Slow Motion Disaster: Receding Glaciers Open Space for Invading Algae

Glaciers in western Canada are headed into a slow-motion disaster—these ice fields are disappearing at a rate that’s nearly twice the global average thanks to climate change, and major ecological disruptions follow in their wake.

One unexpected consequence of the glaciers’ demise is an invasion of sorts, of algae, into high-mountain streams. Janice Brahney from Utah State University’s Department of Watershed Sciences and her colleagues found that reductions in the cold, sediment-rich glacial waters from mountain streams may be enough to trigger an onslaught of algal growth, throwing an already unbalanced system even further out of whack, in newly published research.

Glaciers in western Canada are anticipated to retreat 60 to 80 percent by the end of the century.

“This kind of decline will certainly trigger widespread changes in the ecosystems they anchor,” said Sarah Null, coauthor from the Department of Watershed Sciences.

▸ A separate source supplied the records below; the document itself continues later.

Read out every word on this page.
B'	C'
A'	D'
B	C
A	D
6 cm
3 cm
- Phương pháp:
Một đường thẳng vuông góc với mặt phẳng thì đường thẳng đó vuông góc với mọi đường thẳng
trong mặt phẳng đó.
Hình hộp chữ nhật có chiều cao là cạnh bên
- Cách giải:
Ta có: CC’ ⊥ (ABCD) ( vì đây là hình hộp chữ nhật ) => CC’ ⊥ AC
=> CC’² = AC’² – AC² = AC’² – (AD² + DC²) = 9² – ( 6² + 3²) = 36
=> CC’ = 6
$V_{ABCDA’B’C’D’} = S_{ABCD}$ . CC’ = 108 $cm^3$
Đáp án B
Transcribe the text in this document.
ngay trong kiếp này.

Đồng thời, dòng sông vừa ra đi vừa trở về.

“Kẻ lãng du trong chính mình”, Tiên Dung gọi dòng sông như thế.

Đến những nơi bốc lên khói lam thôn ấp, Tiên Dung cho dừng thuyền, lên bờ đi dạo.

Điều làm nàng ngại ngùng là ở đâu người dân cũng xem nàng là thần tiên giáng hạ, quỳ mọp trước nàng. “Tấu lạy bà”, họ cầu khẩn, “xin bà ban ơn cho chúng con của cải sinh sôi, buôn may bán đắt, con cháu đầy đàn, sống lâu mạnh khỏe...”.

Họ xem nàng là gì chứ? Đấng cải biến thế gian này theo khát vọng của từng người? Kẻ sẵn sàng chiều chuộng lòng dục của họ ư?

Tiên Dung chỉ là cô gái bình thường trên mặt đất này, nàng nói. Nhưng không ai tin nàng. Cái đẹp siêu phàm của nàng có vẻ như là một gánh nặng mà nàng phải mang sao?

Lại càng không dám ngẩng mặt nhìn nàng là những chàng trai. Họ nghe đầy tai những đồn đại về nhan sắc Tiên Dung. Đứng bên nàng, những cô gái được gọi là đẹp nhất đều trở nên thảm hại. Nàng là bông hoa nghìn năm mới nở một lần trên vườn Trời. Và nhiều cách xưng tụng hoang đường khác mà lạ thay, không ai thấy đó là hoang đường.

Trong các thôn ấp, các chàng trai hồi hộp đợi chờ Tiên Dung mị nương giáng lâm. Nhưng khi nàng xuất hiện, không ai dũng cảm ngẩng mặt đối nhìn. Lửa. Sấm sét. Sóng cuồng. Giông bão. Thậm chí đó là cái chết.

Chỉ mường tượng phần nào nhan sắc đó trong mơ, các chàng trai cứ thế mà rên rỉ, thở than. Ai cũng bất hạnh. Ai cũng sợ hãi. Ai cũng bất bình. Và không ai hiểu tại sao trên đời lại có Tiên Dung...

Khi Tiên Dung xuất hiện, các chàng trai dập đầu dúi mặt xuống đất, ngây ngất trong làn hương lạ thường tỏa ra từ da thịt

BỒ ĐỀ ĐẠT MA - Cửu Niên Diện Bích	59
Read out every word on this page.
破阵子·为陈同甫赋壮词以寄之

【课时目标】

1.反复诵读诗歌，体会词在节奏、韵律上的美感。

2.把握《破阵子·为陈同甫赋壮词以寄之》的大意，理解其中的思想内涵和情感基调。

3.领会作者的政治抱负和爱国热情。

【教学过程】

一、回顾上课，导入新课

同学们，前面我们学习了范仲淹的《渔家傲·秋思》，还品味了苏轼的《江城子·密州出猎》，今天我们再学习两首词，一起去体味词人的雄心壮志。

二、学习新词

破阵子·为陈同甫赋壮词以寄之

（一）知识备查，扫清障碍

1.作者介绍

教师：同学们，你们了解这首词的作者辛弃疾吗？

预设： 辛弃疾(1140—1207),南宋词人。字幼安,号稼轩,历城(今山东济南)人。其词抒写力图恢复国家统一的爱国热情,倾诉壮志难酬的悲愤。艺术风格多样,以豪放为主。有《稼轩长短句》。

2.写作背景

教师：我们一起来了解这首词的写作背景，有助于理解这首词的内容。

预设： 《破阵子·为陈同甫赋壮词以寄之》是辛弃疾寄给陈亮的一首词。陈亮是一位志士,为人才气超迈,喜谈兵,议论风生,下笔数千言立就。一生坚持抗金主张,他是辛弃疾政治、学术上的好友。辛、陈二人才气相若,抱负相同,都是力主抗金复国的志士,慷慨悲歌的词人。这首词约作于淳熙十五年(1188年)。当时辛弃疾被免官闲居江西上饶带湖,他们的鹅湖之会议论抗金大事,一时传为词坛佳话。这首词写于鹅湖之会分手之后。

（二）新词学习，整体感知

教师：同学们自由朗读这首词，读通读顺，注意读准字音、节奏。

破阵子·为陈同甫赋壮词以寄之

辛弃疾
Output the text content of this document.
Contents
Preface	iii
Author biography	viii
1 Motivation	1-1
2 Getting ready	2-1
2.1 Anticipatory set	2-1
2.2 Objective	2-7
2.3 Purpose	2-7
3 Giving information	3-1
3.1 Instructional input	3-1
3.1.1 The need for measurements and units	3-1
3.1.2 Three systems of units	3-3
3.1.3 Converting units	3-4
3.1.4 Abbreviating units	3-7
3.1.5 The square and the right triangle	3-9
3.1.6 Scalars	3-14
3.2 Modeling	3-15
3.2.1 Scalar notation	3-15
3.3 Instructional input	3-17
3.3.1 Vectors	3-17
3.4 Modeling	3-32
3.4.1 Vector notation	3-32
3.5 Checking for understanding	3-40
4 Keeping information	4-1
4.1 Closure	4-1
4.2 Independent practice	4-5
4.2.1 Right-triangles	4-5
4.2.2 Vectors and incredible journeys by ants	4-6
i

Glaciers feed cold, mineral-rich water into mountain streams consistently over the season, and act as a buffer when other sources of natural water taper off and during years with poor snowfall. This steady source of water helps to moderate variations in the water supply and to keep the chemistry of the water balanced. That’s going to change, and researchers are working to better understand what that means for the rest of the ecosystem.

The team tracked streams and rivers across the Columbia Basin with varying connections to existing glaciers. In their sample, they worked to duplicate changing dynamics that glacial-fed streams are likely to encounter in coming decades as their foundations shift away from glacial support. The researchers compared the chemistry and ecology of snowfed streams with glacial-fed streams and noted differences in seasonal timing, plant and algae growth and the flux of nutrients in the water.

Strikingly, rivers without a source of glacier water tended to be three to five degrees warmer than their counterparts, creating conditions more hospitable to Didymosphenia geminata, an aggressive algae commonly known as ‘rock snot.’ This species of diatom produces copious and stubborn nuisance growths in freshwater rivers and streams that have warmer temperatures in the summer and fall, earlier seasonal drops in turbidity (cloudy water) and lower levels of phosphorus. The loss of glacial water caused lower turbidity and nutrient levels in the streams, and caused them to peak earlier in the year, a timing mismatch that favored the slimy invasion.

“Half the global population relies on water resources from mountain environments,” said Brahney. “Understanding how and when these ecosystem services will change is crucial for developing new management and resource use strategies.”

The cold, turbid water from glaciers creates habitat, maintains water temperatures within good ranges for native fish, supplies nutrients and shields aquatic organisms living in high elevations from harmful ultraviolet radiation.

“Glaciers support physical, hydrologic, and biogeochemical systems in many mountain watersheds,” said Curtis Gray, coauthor from the Department of Watershed Sciences.

As glaciers disappear, scientists will have to continue to decipher what the consequences will be for the rest of the ecosystem.